All egg producers selling eggs in California must now provide more space for their caged laying hens. As reported by the New York Times, the law “is expected to bring rising egg prices across the United States,” also quoting the National Association of Egg Farmers’ spokesman, Ken Klippen, who is concerned that the hens may actually experience a higher incidence of injuries in the roomier cases.
The concerns about the rising cost of basic food staples, like eggs, have been countered by activists, claiming that consumers are willing to pay higher prices for allegedly more humanely produced food. We will soon know if those claims are accurate.
The law has, to date, been unsuccessfully challenged in court by “[a]ttorneys general of six states – Missouri, Nebraska, Iowa, Kentucky, Oklahoma and Alabama –[who] sued to challenge the constitutionality of a California law requiring that all eggs sold in California be raised under standards laid out for California egg producers in a 2008 state ballot measure,” as reported by Frank Morris of Harvest Public Media.
United Egg Producers (“UEP”), a “cooperative of egg farmers from all across the United States and representing the ownership of approximately 95% of all the nation’s egg-laying hens” reports that California is the fifth largest egg producing state in the U.S, providing the following ranking of number of layers represented in thousands:”
1. Iowa – 58,100
2. Ohio – 29,733
3. Indiana – 26,629
4. Pennsylvania – 24,089
5. California – 15,234
6. Texas – 14,760
7. Michigan – 12,688
8. Minnesota – 10,583
9. Georgia – 9,550
10. Nebraska – 9,342
UEP has a long-standing animal welfare certification program, having formed a scientific committee in 1999 to review existing standards, and recommend standards of care for UEP members.

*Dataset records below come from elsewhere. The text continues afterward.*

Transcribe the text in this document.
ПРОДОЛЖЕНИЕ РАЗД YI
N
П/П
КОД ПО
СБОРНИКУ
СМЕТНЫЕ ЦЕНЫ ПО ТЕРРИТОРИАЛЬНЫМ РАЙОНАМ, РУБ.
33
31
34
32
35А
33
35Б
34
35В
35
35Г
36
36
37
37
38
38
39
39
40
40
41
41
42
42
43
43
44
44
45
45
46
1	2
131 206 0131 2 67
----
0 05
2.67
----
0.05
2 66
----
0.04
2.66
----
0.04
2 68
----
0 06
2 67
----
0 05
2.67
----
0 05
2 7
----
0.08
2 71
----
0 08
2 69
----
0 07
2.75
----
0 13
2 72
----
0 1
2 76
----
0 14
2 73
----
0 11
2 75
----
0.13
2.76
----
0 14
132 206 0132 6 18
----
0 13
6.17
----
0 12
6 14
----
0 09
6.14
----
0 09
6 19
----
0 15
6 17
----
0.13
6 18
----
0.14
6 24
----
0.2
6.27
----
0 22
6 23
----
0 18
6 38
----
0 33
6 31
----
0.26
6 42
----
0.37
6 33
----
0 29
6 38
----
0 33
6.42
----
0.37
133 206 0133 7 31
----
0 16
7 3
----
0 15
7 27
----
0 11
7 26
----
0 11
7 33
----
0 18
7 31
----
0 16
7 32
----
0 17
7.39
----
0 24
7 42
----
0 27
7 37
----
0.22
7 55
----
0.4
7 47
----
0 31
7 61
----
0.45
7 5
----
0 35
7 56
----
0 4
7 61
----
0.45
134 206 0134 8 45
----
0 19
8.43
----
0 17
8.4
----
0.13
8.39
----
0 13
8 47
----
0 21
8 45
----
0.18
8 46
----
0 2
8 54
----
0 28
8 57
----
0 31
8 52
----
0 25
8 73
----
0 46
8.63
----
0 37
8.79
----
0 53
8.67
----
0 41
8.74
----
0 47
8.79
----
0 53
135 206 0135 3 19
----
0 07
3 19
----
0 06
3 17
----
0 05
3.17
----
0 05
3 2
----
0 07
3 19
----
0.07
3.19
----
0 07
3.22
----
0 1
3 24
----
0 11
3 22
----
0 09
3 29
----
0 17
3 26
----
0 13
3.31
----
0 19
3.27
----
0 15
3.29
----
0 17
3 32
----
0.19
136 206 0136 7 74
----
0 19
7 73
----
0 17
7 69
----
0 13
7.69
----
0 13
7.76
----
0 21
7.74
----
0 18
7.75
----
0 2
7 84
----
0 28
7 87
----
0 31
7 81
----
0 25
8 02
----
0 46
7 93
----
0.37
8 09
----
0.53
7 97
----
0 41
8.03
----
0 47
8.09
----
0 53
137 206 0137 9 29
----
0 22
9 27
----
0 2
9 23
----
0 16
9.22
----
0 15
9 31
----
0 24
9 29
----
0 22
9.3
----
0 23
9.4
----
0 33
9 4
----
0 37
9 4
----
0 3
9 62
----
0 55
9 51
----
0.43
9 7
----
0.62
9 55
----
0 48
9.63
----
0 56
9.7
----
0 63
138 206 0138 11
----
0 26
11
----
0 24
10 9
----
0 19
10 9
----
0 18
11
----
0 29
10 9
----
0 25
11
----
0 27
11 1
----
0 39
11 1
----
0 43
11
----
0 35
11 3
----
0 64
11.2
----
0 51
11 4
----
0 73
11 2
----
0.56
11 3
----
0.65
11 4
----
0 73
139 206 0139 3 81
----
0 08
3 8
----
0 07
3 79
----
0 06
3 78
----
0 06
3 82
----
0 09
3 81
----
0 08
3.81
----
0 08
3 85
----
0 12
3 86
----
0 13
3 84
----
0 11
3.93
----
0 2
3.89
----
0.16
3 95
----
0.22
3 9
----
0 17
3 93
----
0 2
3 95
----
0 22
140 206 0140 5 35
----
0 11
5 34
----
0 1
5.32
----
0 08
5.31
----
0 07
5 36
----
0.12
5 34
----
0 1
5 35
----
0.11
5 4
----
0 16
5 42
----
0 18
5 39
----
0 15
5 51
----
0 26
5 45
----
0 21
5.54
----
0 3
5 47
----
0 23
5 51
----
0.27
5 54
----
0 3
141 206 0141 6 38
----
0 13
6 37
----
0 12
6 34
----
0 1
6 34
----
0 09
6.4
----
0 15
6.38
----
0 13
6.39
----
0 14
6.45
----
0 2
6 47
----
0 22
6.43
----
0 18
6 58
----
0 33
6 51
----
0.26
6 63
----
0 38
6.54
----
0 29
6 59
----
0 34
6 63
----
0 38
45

“UEP launched the UEP Certified program in April 2002. Today, more than 80% of all eggs produced in the United States are produced under the UEP Certified guidelines. Any egg farmer desiring to be recognized and market eggs as UEP Certified must implement the scientific guidelines on 100% of their flocks. An auditing program was established to assure each farmer’s compliance with the guidelines.”
Activists, not satisfied with these guidelines, have promoted cage-free environments for egg-laying hens. Proposition 2, the California ballot initiative that passed in 2008, “called for ‘calves raised for veal, egg-laying hens, and pregnant pigs [to] be confined only in ways that allow these animals to lie down, stand up, fully extend their limbs and turn around freely.’” See more at: http://civileats.com/2014/09/03/what-a-difference-a-cage-makes-the-battle-over-humane-egg-production-in-california-heats-up/#sthash.vW3A6hpH.dpuf
Currently, California’s egg producers have interpreted the law to allow them to continue housing hens in cages, but providing more room than before.
The law requires all eggs sold in California to be produced by farmers using the same standards as those required within the state. The requirement for out-of-state producers to comply with these California standards formed the basis for the previously mentioned lawsuits.
Undoubtedly, there will be much more analysis about the impact of this law on animal health, the egg-laying industry, and consumer purchasing practices.